J: Our team knew each other from our time at The Scripps Research Institute, where I obtained my Ph.D. in chemical biology. I’ve always wanted to apply my work to therapeutics, but after working in that industry, I realized the slow pace of biological discovery. Leaps in innovation only happen after technological breakthroughs that make research better, faster, cheaper, and more accessible. Hence at MYi, we are doing just that.

 

A: What problem are you working to solve at your company, MYi?

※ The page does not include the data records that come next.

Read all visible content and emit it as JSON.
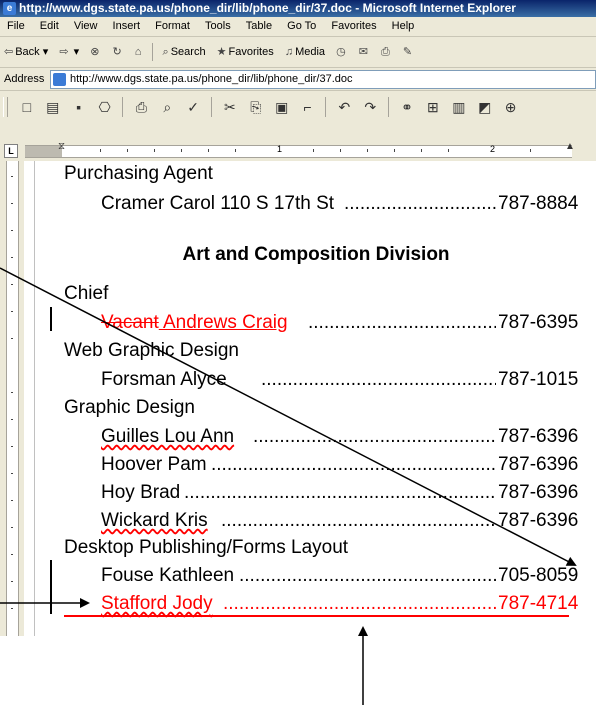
{
  "window": {
    "title": "http://www.dgs.state.pa.us/phone_dir/lib/phone_dir/37.doc - Microsoft Internet Explorer"
  },
  "menu": [
    "File",
    "Edit",
    "View",
    "Insert",
    "Format",
    "Tools",
    "Table",
    "Go To",
    "Favorites",
    "Help"
  ],
  "nav": {
    "back": "Back",
    "search": "Search",
    "favorites": "Favorites",
    "media": "Media"
  },
  "address": {
    "label": "Address",
    "url": "http://www.dgs.state.pa.us/phone_dir/lib/phone_dir/37.doc"
  },
  "ruler": {
    "marks": [
      "1",
      "2"
    ]
  },
  "document": {
    "purchasing_agent": "Purchasing Agent",
    "cramer": {
      "name": "Cramer Carol 110 S 17th St",
      "phone": "787-8884"
    },
    "division_heading": "Art and Composition Division",
    "chief": "Chief",
    "chief_entry": {
      "deleted": "Vacant",
      "inserted": " Andrews Craig",
      "phone": "787-6395"
    },
    "web_graphic_design": "Web Graphic Design",
    "forsman": {
      "name": "Forsman Alyce",
      "phone": "787-1015"
    },
    "graphic_design": "Graphic Design",
    "guilles": {
      "name": "Guilles Lou Ann",
      "phone": "787-6396"
    },
    "hoover": {
      "name": "Hoover Pam",
      "phone": "787-6396"
    },
    "hoy": {
      "name": "Hoy Brad",
      "phone": "787-6396"
    },
    "wickard": {
      "name": "Wickard Kris",
      "phone": "787-6396"
    },
    "desktop_publishing": "Desktop Publishing/Forms Layout",
    "fouse": {
      "name": "Fouse Kathleen",
      "phone": "705-8059"
    },
    "stafford": {
      "name": "Stafford Jody",
      "phone": "787-4714"
    }
  },
  "colors": {
    "titlebar": "#0A246A",
    "chrome": "#ECE9D8",
    "revision": "#FF0000"
  },
  "icons": [
    "ie-icon",
    "back-arrow-icon",
    "forward-arrow-icon",
    "stop-icon",
    "refresh-icon",
    "home-icon",
    "search-icon",
    "favorites-icon",
    "media-icon",
    "history-icon",
    "mail-icon",
    "print-icon",
    "edit-icon",
    "page-icon",
    "new-icon",
    "open-icon",
    "save-icon",
    "permission-icon",
    "print-preview-icon",
    "spelling-icon",
    "cut-icon",
    "copy-icon",
    "paste-icon",
    "format-painter-icon",
    "undo-icon",
    "redo-icon",
    "hyperlink-icon",
    "table-icon",
    "columns-icon",
    "drawing-icon",
    "zoom-icon"
  ]
}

J: MYi is developing high-throughput assays to look at multiple proteins in a single sample by utilizing the advancements in next-generation sequencing. Proteomic analysis today is very low-throughput and expensive because it is difficult to amplify and manipulate the signal of proteins. However, if we can bridge protein technologies with DNA technologies, like PCR and sequencing, we open up a lot of opportunities. We do this by putting DNA tags on protein-binding molecules, like antibodies. With our technology, we will enable the next wave of biological data and facilitate precision medicine.

 

A: If you could only pick one thing to validate your reason for forming a startup, what would it be? In other words, what would be the single biggest indicator to you that you are doing the right thing?

J: There are too many diseases, both common and rare, that we can’t cure or even effectively manage.  Our inability to do so is due to a major knowledge gap in our understanding of the molecular basis of these diseases.  While DNA sequencing has begun to fill in these gaps, our genetics are only a part of the story.  MYi is further filling this knowledge gap by analyzing proteins in an unbiased way to find disease patterns that no one knew were even there. Our biggest validation would be to find the root cause of an individual’s disease in a manner that would lead to an intervention.

 

A: How do you think success can change your industry?

J: Like how next-generation sequencing technologies enabled and accelerated the field of genomics, MYi hopes to bring that growth to proteomics. Furthermore, this will create a flood of data that, in combination with genomic and exome data, will inform therapeutic development.

 

A: How is your team uniquely able to tackle this? What’s the expertise?

J: Our team consists of accomplished scientists in personalized medicine and bioinformatics, like Nicholas Schork (CEO) and Kristopher Nazor (CSO), who have shown that big data approaches can advance our understanding of complex diseases such as cancer or even autism. Additionally, we have experts in bioconjugation and nucleic acid chemistry, such as Devon Cayer (CTO) and myself. We are also joined by a seasoned business officer, Maria Forero. Together, we have the technical and business experience to realize the vision that we all share.

 

A: Any big lessons learned transitioning from academia to startup entrepreneurship?

J: Being in academia and in a startup are actually very similar: long hours, low pay, drive to innovate, and responsibilities to funding agencies (grants/journals vs investors/customers). The biggest difference is that in a startup you are a part of a team that is all running towards the same goal. The camaraderie and support is invaluable.

 

A: What’s the biggest challenge you’ve encountered so far?

J: Running a biotech startup in a lean manner has been very challenging. Unlike software-based companies, biology has a lot of overhead in lab space, consumables, and operational logistics that are both expensive and time-consuming. It’s a huge challenge to juggle the science, business, customer acquisition, and funding all at once while under a time crunch. But that’s also why this stage of a startup is the most fun and exciting.

 

A: What are the big goals and milestones you’re looking to hit in the short term? Long term?

J: The first major milestone is to get our first assay kit on the market. From there we hope to scale, create follow-up products, and partner with other organizations to develop diagnostics and therapeutics.